Just to test the reaction, but it's very naughty of him not to keep in touch even the occasional phone call is
better than none.
Hugs and hope someone's thoughts help. :heart: :heart: :heart:
Sallyo, I feel for you even though we know that being a parent is never easy, somehow we thought it would be as they got older.

I hope this isn’t too late, in your second post you wrote,

“If he would ring me up and tell me what are the circumstances in which he needs this money, I might feel differently. And if he would ring me up just to say hello every now and again and make some effort to talk to me when I ring him, then it would be different.”

Decide what you want - if you think you’ll feel differently if he would ring, etc., then there’s only one way that will happen, so I agree with those who’ve said, ring him and say the words.

Dealing with our ‘children’ who don’t fit into our patterns of living is amongst the hardest things for a parent. All I can do is wish you well and be very thankful for our own situation now. :clover:
Lots of good advice here Sally. I think you will have to pick the advice that sits best with you and what you know of your son. I do sympathise with a husband and 3 boys who are at varying points on the spectrum. I tried so hard to give them emotional vocabularly when they were little; but they still seem to struggle. Good luck with whichever path you chose to take. Claire x
Hi Sallyo ..all i can add is they say you have a son til he marries, a daughter for life...so it seems from that saying, and from replies here,it's true that many adult men arent great at communicating with Mum.
i hope they gave you joy as little boys even if now they cause you sorrow
I dont know what the correct answer is but i think youre wise to sleep on it ,let everything settle in your mind,weigh up what everyone has said and take it all into account,but go with what your gut tells you will be the best outcome x
Thank you, thank you, thank you! It's great to get this range of thoughts. You were the perfect friends to share this with. I know he doesn't need money for drugs. He is congratulating me because I am standing as a candidate in the state election - a candidate for a different political party from the one he supports. We are a family of political animals. I did used to try to ring him regularly but you always get the answering machine which says 'don't leave a message because I never listen to them.' I also tried regular letters, just chatty letters about daily life. I have tried telling him how I feel, face to face. He did come home at Christmas this year bringing a new girlfriend, who we had never been officially told about, and our lovely 7 year old grand child. We were thrilled he came home. I gave him an expensive sleeping bag for a present. He gave us lollies. But I'm not complaining. Just painting the scene. I think he acts like a 14 year old.

I did have a lot of joy from both my boys when they were little. We just haven't transitioned very well into a grown up family. I try hard but nothing I do seems to make any difference. I think the truth is, as someone said here: it's not me who has a problem, it's them. I can't change them. I've done my best as a parent but now it's over to them to work out what kind of adults they are going to be.

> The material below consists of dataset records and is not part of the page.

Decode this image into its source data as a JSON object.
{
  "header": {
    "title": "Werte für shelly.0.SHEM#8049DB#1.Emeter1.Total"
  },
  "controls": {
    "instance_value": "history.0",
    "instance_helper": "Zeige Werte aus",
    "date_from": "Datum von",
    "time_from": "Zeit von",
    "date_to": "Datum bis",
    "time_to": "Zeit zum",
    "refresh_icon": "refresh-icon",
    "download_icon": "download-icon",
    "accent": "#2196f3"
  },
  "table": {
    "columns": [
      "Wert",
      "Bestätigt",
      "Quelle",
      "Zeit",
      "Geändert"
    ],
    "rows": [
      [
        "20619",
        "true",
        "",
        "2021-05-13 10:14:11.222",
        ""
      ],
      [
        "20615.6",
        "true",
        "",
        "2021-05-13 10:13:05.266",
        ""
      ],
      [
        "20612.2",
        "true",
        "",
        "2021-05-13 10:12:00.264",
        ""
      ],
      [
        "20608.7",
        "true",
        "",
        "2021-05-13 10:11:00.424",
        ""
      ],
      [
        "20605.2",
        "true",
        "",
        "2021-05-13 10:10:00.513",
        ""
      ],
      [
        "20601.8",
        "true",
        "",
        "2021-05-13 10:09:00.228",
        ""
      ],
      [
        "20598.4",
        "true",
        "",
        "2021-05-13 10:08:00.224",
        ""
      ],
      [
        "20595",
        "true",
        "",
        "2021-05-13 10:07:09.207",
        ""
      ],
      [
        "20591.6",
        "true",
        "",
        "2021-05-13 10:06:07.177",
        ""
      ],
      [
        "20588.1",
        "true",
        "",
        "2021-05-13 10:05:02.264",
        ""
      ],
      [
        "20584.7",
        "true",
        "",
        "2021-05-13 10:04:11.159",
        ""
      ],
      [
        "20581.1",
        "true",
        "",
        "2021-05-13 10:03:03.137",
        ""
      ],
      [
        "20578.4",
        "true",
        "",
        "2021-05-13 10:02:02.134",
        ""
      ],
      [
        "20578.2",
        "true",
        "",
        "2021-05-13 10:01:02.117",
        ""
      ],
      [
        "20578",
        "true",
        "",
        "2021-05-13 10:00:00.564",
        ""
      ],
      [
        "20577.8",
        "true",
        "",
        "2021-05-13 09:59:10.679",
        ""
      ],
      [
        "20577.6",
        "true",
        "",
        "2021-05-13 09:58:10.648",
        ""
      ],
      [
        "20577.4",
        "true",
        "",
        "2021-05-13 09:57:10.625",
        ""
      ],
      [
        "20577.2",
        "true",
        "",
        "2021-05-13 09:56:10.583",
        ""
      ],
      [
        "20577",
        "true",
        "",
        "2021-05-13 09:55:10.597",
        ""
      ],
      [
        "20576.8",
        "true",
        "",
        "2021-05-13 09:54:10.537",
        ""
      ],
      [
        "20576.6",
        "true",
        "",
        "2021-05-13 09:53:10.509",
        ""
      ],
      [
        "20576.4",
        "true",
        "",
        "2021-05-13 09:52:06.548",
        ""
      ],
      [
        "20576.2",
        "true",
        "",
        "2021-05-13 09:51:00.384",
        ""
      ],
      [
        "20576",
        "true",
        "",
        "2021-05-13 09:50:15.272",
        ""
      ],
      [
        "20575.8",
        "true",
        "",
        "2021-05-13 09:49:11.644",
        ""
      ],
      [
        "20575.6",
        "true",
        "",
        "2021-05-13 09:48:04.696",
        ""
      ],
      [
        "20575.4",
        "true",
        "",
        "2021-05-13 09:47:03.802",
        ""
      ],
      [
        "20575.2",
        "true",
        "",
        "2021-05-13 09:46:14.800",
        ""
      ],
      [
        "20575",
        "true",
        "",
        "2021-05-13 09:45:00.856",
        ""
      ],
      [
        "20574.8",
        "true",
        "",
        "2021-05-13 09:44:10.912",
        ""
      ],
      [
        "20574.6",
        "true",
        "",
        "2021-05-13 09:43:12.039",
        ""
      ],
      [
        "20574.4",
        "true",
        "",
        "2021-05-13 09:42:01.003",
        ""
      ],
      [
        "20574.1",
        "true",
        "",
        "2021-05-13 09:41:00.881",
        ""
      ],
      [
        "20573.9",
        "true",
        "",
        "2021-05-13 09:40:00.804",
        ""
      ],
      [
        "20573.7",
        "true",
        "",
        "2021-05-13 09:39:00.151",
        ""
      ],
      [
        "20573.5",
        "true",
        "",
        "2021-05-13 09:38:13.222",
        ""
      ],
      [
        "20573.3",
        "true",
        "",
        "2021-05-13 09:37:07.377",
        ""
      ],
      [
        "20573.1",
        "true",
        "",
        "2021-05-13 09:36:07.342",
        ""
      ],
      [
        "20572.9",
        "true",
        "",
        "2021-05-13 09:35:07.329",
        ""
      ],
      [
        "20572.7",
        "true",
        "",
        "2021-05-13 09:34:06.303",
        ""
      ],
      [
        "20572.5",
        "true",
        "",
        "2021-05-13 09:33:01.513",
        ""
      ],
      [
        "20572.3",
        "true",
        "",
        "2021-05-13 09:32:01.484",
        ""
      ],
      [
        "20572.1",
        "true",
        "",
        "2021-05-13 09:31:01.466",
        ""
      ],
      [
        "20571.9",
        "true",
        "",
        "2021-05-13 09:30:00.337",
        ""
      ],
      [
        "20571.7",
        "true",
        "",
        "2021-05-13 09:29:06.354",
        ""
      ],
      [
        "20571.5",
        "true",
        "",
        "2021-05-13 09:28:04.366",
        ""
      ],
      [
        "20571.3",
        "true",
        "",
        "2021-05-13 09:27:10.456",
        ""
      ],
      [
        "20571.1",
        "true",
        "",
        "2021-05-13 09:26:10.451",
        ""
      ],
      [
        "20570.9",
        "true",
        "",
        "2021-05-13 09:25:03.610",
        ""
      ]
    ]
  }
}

I think I will text back, thanks for the congratulations. About the money, give me a ring. That puts the ball back in his court.
We have some very good friends, who have sons the same age as us. The mum struggled with communicating with them & we never understood why as we found them easy to get along with. It wasn't until one son visited & we saw how the family dynamic changed that it became clearer.

The parents wanted to be closer but the son took the interest as intrusion & was hostile so the mum felt rejected & tried to get the son to be "nicer". He felt more got at, vicious circle ensued...

It's not to say that's what is happening with your family but I thought to say to my friend just to let the son get on with it & be relaxed when in contact but I'm not brave enough. Apparently, it's still difficult & son has emigrated...

I think your plan is a good one. Not everyone grows up & some people are just selfish.